Alors que les négociations entre l'Iran et les États-Unis au Pakistan n'ont pas mené aux résultats escomptés, Donald Trump a menacé de bloquer le détroit d'Ormuz.
Pour le professeur Thomas Juneau, cette déclaration est toutefois marquée par l'improvisation.
Bien que le commandement militaire américain ait nuancé les propos du président en précisant que le blocus ne viserait que les navires iraniens, l'incertitude plane sur la légalité et les règles d'engagement d'une telle manœuvre, qui pourrait gravement nuire à l'économie mondiale.
Écoutez le professeur titulaire à l'École supérieure d’affaires publiques et internationales de l'Université d’Ottawa, Thomas Juneau, aborder le tout, lundi matin, à l'émission de Patrick Lagacé.

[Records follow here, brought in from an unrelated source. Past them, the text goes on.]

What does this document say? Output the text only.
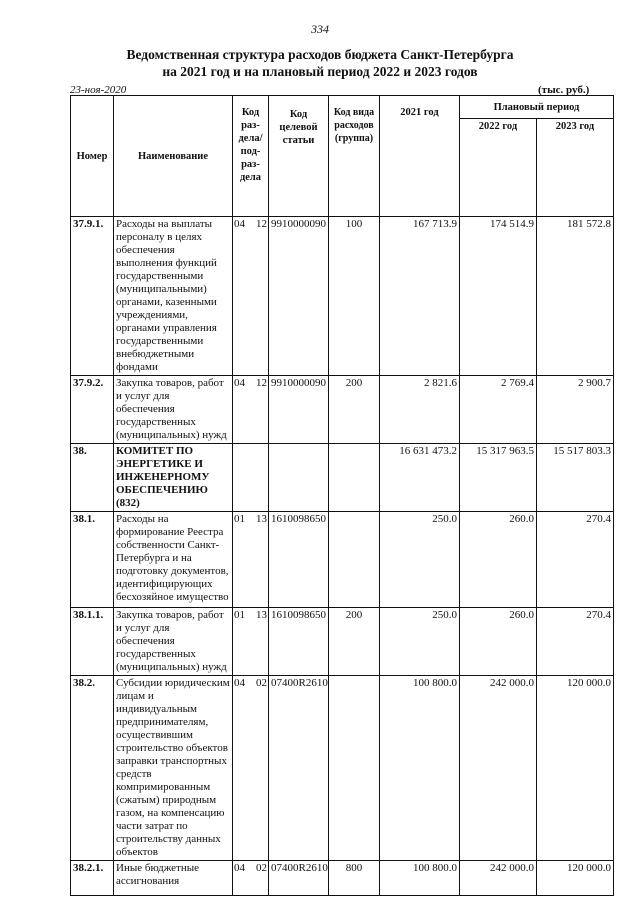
334
Ведомственная структура расходов бюджета Санкт-Петербурга
на 2021 год и на плановый период 2022 и 2023 годов
23-ноя-2020	(тыс. руб.)
Номер	Наименование	Код раз-дела/ под-раз-дела	Код целевой статьи	Код вида расходов (группа)	2021 год	Плановый период	
						2022 год	2023 год
37.9.1.	Расходы на выплаты персоналу в целях обеспечения выполнения функций государственными (муниципальными) органами, казенными учреждениями, органами управления государственными внебюджетными фондами	04 12	9910000090	100	167 713.9	174 514.9	181 572.8
37.9.2.	Закупка товаров, работ и услуг для обеспечения государственных (муниципальных) нужд	04 12	9910000090	200	2 821.6	2 769.4	2 900.7
38.	КОМИТЕТ ПО ЭНЕРГЕТИКЕ И ИНЖЕНЕРНОМУ ОБЕСПЕЧЕНИЮ (832)				16 631 473.2	15 317 963.5	15 517 803.3
38.1.	Расходы на формирование Реестра собственности Санкт-Петербурга и на подготовку документов, идентифицирующих бесхозяйное имущество	01 13	1610098650		250.0	260.0	270.4
38.1.1.	Закупка товаров, работ и услуг для обеспечения государственных (муниципальных) нужд	01 13	1610098650	200	250.0	260.0	270.4
38.2.	Субсидии юридическим лицам и индивидуальным предпринимателям, осуществившим строительство объектов заправки транспортных средств компримированным (сжатым) природным газом, на компенсацию части затрат по строительству данных объектов	04 02	07400R2610		100 800.0	242 000.0	120 000.0
38.2.1.	Иные бюджетные ассигнования	04 02	07400R2610	800	100 800.0	242 000.0	120 000.0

«C’est incohérent, c’est de l’improvisation comme on le voit depuis le début. [...] Les États-Unis veulent ouvrir le détroit d'Ormuz pour pouvoir rétablir le commerce mondial du pétrole et là les États-Unis disent qu'ils vont fermer le blocus au trafic iranien, mais si les États-Unis font ça, les Iraniens vont menacer de fermer le reste du trafic dans le détroit.»
Malgré l'échec des discussions de samedi, l'expert estime que les négociations se poursuivront, car aucune des deux parties ne souhaite réellement retourner en guerre. Toutefois, le prestige américain pourrait sortir écorché de cette crise en raison de l'incohérence de son administration, ce qui sème le doute chez ses alliés du Golfe quant à la fiabilité des États-Unis comme partenaire.